Dumb Ass Stupid Management: Compensate This
I feel if someone creates a company, they deserve to make as much money as they choose from the organization. Thus, people such as Hewlett and Packard, Jobs and Wozniak, Fred Smith, Jeff Bezos, Henry Ford, Joe Gebbia and Brian Chesky and Nathan Blecharczyk—all of them took great risks and exhibited great talent and smarts to launch their firms. (In case you don’t read: HP, Apple, FedEx, Amazon, Ford, Airbnb.) They should pay all appropriate taxes under whatever the current tax codes are, but they’re entitled to the fruits of their creations.
However, I don’t believe hired CEOs deserve astronomical sums. The Times, today, has an article on people being paid over $30 million—at least three well over $100 million—and are heading up giant money losers, pandemic or no pandemic. (Boeing’s 737 Max problems are not pandemic-related, for example.)
The reason I feel this way is that, no matter what the company, you can find someone at $10 million who can run it just as well or better than the current person at ten times that. (Fill in your own salary estimates.) The shareholders, employees, and customers are all paying for this excess compensation.

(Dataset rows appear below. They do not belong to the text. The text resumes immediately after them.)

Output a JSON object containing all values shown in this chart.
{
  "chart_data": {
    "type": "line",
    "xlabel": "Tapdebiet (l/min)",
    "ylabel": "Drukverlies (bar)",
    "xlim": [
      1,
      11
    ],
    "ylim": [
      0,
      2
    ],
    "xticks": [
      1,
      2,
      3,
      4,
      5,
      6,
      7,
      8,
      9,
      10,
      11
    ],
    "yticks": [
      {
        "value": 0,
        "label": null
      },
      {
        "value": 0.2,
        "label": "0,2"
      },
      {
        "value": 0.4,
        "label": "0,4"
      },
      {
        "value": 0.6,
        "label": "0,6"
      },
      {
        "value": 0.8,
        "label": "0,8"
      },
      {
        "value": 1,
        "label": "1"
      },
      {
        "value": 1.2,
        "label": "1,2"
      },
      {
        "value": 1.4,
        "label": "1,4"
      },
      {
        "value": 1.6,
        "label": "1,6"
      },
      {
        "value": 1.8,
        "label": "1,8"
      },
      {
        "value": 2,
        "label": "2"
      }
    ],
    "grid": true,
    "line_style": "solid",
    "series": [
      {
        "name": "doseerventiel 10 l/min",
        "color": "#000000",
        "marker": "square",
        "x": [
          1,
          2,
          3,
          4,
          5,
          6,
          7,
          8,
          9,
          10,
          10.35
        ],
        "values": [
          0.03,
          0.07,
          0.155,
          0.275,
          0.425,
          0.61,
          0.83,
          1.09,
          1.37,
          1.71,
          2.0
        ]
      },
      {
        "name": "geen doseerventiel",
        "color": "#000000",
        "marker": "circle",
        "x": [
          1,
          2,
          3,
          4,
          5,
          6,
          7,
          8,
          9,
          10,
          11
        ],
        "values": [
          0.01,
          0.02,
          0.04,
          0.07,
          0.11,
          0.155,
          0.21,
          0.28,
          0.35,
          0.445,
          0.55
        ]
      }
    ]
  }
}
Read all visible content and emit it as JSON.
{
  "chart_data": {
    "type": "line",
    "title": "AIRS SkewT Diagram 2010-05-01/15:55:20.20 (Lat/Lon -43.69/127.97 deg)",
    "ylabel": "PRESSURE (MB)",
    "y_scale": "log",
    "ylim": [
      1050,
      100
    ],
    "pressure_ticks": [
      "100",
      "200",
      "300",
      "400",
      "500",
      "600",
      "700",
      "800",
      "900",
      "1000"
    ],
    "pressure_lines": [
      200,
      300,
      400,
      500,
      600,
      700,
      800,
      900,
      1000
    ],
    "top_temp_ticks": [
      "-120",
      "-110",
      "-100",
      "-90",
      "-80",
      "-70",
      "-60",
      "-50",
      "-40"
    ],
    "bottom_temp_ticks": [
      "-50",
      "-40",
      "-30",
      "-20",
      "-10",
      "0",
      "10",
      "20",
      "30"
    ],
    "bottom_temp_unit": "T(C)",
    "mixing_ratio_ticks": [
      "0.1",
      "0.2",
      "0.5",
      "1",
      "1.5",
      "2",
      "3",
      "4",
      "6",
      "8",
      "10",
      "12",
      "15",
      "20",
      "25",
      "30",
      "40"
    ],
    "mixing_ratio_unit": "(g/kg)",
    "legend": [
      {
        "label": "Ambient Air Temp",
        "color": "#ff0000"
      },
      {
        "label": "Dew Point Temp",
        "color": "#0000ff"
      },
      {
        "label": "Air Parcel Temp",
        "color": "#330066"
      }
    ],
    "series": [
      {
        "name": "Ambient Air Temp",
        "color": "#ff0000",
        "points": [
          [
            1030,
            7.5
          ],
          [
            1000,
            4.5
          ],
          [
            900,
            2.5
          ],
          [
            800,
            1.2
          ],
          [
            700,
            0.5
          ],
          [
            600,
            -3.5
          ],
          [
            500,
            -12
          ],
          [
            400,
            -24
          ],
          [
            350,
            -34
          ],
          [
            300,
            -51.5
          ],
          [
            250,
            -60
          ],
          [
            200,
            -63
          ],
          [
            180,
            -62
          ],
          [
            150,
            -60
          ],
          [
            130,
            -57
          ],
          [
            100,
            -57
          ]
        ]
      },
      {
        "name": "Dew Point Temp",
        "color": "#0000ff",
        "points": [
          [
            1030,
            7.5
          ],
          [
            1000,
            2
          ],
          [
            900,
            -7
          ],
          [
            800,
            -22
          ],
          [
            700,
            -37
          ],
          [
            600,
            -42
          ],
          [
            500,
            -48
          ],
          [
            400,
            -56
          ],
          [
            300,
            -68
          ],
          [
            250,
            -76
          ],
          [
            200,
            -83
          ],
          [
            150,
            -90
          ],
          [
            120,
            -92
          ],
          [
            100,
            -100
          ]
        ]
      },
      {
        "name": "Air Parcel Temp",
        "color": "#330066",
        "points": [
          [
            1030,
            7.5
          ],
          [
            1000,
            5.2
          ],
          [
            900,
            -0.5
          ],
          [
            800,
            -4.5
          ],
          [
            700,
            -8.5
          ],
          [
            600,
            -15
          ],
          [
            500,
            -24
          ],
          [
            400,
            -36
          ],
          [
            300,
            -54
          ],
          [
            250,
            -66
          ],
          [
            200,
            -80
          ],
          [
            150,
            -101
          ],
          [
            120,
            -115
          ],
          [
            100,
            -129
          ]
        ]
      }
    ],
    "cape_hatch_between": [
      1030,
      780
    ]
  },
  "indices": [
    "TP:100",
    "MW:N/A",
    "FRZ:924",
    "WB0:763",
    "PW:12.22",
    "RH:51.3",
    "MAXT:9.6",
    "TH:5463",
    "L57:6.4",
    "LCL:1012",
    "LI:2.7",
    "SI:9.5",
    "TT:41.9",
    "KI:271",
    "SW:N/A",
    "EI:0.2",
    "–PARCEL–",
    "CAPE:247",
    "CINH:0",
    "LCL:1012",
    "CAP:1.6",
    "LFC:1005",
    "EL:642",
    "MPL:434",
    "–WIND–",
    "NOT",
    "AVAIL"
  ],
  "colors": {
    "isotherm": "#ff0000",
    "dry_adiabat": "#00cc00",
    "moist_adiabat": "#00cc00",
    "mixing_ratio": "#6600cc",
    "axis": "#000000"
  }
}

In 2019, Sundar Pichai, CEO of Google’s parent, Alphabet, received $280 million in total compensation. If you calculate his contributions to shareholder return at the time, the non-profit company As You Sow calculated that 95% of his salary was excessive. (Source: https://www.fastcompany.com/90608055/these-are-the-countrys-100-most-overpaid-ceos)
You want to invent an electric fork and make a fortune, that’s fine with me. But if you’re a subsequent CEO of that company hired for the job, don’t stick that fork in your investors, employees, or customers.